CHAMPAIGN, Ill. -
Robert D. Reid, a recently retired professor of journalism at the University of Illinois at Urbana-Champaign, suffered a heart attack and died early today at his home in Champaign. He was 64.
Reid began teaching journalism at Illinois in 1979 as a visiting lecturer, then joined the journalism faculty as a professor in 1980. He retired for health reasons in fall 2003.
"Bob Reid was a first-class journalist who chose, more than two decades ago, to share his knowledge and love of journalism with students," said Ron Yates, the dean of the College of Communications and a journalism faculty colleague at Illinois. "He was passionate about the need for exemplary public-affairs journalism and he instilled that passion in many, if not all, of his students."
"He was a great man," said Walt Harrington, the head of the department of journalism. "He had a profound interest in people - something that's all too rare. He was thoughtful and remarkably well-read and never stopped learning and wanting to learn."
Reid began his journalism career in 1959 while an undergraduate at Northwestern University's Medill School of Journalism, working for four summers as a reporter and copy editor for the Journal-Standard in Freeport, Ill. In 1964, with a master's degree from Medill, he became an editorial writer and state legislative correspondent for the Lindsay-Schaub Newspapers, based in Decatur, Ill.
From 1966 to 1968, Reid was the editorial page editor for the Journal-Standard, then spent four years as managing editor of the Southern Illinoisan in Carbondale. From 1972 to 1979, he was the editorial editor for the Lindsay-Schaub Newspapers, where he wrote editorials and opinion columns, and directed a staff of editorial writers, for six Central and Southern Illinois newspapers.
From 1979 to 1988, while teaching at Illinois, Reid wrote a weekly public-affairs column for the Illinois Times in Springfield, the Southern Illinoisan, Edwardsville Intelligencer and Alton Telegraph.
Reid was known for his tough classes and his tough grading policies - such as giving an F for work turned in even a second late or for misspelling a name in a story. But it was "the good kind of tough, the tough that teaches you valuable lessons about your chosen profession, and about yourself," according to Mark Donald Ludwig, one of his first students, writing in the September 2003 issue of Quill Magazine.
Ludwig, now a journalism professor at California State University in Sacramento, noted in his Quill tribute how he kept advice from Reid posted above his own desk: "My main advice is to ask the students to do a lot, have high expectations and rigorous standards, and try to keep them inspired about the role of journalists in a democratic society, despite the hard work good journalism requires."
Reid was just as well known for the way he mentored both students and new teaching colleagues, arriving in academia from the world of journalism. "He didn't just teach me how to teach, but how to care for students way beyond what they were doing in the classrooms," Harrington said.
"We kidded him about being the department's 'keeper of the flame,' " Yates said, "because Bob was always there to remind us of our responsibility to our students and to the world of journalism."

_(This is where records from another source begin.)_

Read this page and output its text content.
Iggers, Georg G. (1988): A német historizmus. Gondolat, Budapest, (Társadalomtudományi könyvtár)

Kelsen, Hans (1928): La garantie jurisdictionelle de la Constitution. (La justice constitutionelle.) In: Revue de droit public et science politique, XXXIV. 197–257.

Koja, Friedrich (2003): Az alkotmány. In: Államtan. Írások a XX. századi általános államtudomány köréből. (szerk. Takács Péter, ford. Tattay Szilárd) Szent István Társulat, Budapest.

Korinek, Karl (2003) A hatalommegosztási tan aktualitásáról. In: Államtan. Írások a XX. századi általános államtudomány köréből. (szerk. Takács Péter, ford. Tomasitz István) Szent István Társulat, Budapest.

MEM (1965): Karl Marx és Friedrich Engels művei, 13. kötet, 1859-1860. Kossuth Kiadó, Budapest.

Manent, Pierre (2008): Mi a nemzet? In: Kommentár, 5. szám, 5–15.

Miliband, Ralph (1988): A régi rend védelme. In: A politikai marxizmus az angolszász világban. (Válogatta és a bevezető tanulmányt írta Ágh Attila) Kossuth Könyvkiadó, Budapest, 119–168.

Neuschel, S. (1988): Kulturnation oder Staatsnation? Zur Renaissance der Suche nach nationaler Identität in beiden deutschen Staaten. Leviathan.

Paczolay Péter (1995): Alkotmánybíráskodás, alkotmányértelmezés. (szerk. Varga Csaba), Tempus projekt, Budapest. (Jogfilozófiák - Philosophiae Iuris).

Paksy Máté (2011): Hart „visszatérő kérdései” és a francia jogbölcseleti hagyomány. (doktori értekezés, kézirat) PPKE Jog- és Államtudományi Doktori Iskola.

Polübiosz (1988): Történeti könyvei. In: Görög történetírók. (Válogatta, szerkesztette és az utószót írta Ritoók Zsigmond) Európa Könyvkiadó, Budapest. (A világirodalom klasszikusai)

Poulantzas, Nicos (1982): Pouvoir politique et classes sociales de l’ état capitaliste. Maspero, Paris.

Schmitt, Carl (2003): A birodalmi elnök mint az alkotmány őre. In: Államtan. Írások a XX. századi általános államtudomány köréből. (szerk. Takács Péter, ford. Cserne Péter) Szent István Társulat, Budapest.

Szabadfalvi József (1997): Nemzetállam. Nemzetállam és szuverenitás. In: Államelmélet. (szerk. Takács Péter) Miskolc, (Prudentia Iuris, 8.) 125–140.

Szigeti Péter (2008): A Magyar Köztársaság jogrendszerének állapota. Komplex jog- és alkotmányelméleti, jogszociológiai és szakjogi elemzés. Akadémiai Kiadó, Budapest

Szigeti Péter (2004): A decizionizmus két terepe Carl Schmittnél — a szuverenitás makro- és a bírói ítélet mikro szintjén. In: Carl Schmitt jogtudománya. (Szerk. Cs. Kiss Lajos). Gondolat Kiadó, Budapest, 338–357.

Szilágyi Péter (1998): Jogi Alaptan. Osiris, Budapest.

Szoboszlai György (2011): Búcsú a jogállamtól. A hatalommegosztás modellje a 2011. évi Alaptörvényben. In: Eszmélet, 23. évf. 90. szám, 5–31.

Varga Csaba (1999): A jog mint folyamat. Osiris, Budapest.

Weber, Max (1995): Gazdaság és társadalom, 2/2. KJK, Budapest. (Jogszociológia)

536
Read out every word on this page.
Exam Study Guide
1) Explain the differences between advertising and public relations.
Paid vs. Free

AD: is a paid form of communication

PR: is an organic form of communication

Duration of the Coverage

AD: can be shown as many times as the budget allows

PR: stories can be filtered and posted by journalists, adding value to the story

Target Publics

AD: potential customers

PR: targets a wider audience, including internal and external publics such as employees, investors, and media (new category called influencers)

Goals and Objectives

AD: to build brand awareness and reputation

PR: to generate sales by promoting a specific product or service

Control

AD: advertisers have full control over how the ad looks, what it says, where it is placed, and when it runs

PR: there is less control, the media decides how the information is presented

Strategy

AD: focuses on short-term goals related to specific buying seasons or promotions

In 1992, Reid received the university's Oakley-Kunde Award for Excellence in Undergraduate Education, in large part recognizing his role as an adviser to students, even after graduation. In 2002, he received the Campus Award for Excellence in Undergraduate Teaching.
Yates said Reid had been working with the college to establish the Bob Reid Teaching Development Fund in Journalism. "We intend to follow through on that plan so that Bob's friends, former students and colleagues can help perpetuate his passion for journalism teaching and scholarship."